SunEdison moves into Australia with purchase of Energy Matters

US solar giant SunEdison has confirmed its purchase of Australian solar installer Energy Matters, continuing the growing incursion of US solar companies into the Australian market.

The long-rumoured purchase of Energy Matters flagged here – comes as the US company prepares to launch a major initiative on solar leasing, after securing $70 million of finance from the Clean Energy Finance Corp. The Australian company, whose brands also include Apollo Energy and Sunlock, has informed customers in the past week of the purchase.

SunEdison will inject $46 million of its own funds to roll-out the financing initiative, which aims to open up a range of new finance products that include leases and power purchase agreements. Other US companies to come into the Australian market include Sungevity, which operates a leasing business and is looking to challenge incumbent retailers, and SunPower, which is now a 42 per cent shareholder in Diamond Energy.
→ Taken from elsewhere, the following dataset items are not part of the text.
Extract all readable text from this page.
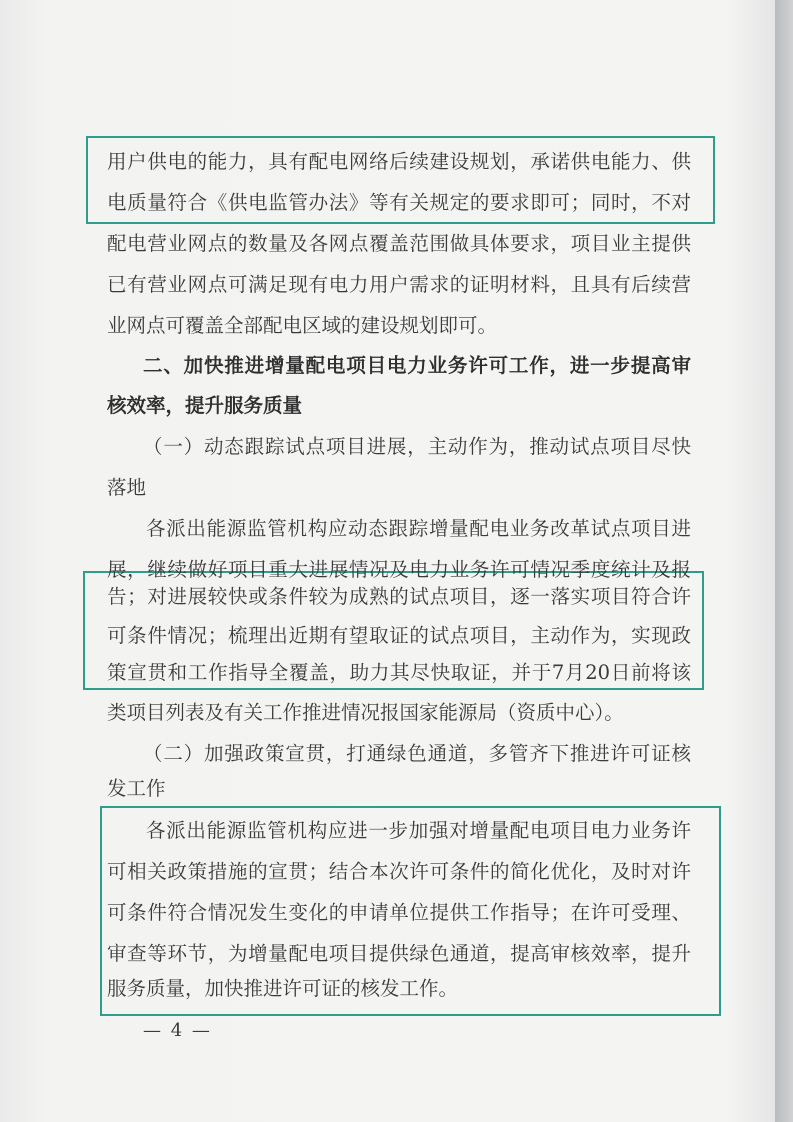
用户供电的能力，具有配电网络后续建设规划，承诺供电能力、供

电质量符合《供电监管办法》等有关规定的要求即可；同时，不对

配电营业网点的数量及各网点覆盖范围做具体要求，项目业主提供

已有营业网点可满足现有电力用户需求的证明材料，且具有后续营

业网点可覆盖全部配电区域的建设规划即可。

二、加快推进增量配电项目电力业务许可工作，进一步提高审

核效率，提升服务质量

（一）动态跟踪试点项目进展，主动作为，推动试点项目尽快

落地

各派出能源监管机构应动态跟踪增量配电业务改革试点项目进

展，继续做好项目重大进展情况及电力业务许可情况季度统计及报

告；对进展较快或条件较为成熟的试点项目，逐一落实项目符合许

可条件情况；梳理出近期有望取证的试点项目，主动作为，实现政

策宣贯和工作指导全覆盖，助力其尽快取证，并于7月20日前将该

类项目列表及有关工作推进情况报国家能源局（资质中心）。

（二）加强政策宣贯，打通绿色通道，多管齐下推进许可证核

发工作

各派出能源监管机构应进一步加强对增量配电项目电力业务许

可相关政策措施的宣贯；结合本次许可条件的简化优化，及时对许

可条件符合情况发生变化的申请单位提供工作指导；在许可受理、

审查等环节，为增量配电项目提供绿色通道，提高审核效率，提升

服务质量，加快推进许可证的核发工作。

— 4 —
CEFC chief executive Oliver Yates said in July that the introduction of SunEdison into the Australian market will provide a boost to both the growing commercial sector and the residential sector.

SunEdison’s newly established Australian businesses will originate, design, install, own, operate and maintain the solar PV systems and lease them, or sell the power (depending on the contract) to customers, working with local partners.

“People will be buying electricity rather than panels,” Yates told RenewEconomy in an interview with RenewEconomy at the time. “People will be selling electricity price advantage over the long term, rather than up front cost solution.”

SunEdison is at the forefront of numerous innovative projects. It is building a 70MW solar plant for a copper mine in Chile, where solar projects need no subsidy due to the high cost of electricity.

It is also selling electricity from a 150MW solar plant to Austin Texas based utility for 5c a kilowatt hour – a record low contract (although that price is assisted by tax incentives).

More recently, SunEdison said production developments on poly-silicon – a key ingredient for efficient solar panels – meant that it could likely reduce the cost of a 400w rooftop solar panel to around 40c/watt.

That is a significant reduction in the cost of solar modules, and one that could bring the cost of solar electricity to below 10c/kWh in the best solar areas. That compares to grid costs three times that much – or five times that much in peak times on time-of-use tariffs.

“Solar energy is at a transformational moment in time and innovative technology is what will power that transformation,” said Ahmad Chatila, CEO of SunEdison, said last month.

“Our latest advance is a leap forward in solar technology and will enable solar power to become the lowest cost energy solution – not just an alternative to other renewables, but the cost-winner over fossil fuels as well.”

Comments

3 responses to “SunEdison moves into Australia with purchase of Energy Matters”

  1. barrie harrop Avatar
    barrie harrop

    exciting times.

  2. Rob G Avatar
    Rob G

    I really do like the idea of Sun Edison in the Australian market. These are the big boys and they won’t be pushed around by donkeys like Abbott (he-haw). They know full well that there is a hungry market waiting for solar leasing. A market that will probably double our current rooftop solar.
    Case in point, my retired parents simply cannot afford solar installation, but when I mentioned leasing their eyes lit up and said they wouldn’t hesitate. It’s going to make a lot of sense to people on tight budgets that want to save on power – especially if they require a lot of heating or cooling. And with price rises to keep on coming the time for waiting will be long gone.
    This will be another devastating blow to big coal.

  3. john Avatar
    john

    PPA has not really taken off here in Australia to any extent although most companies do have a simular program in place.
    If time of use tariff is to see a low day tariff this will hurt the business plan and just may make storage a no brainer.
    Frankly the power retailers would be better off by installing the equipment and still have an income stream from small end users.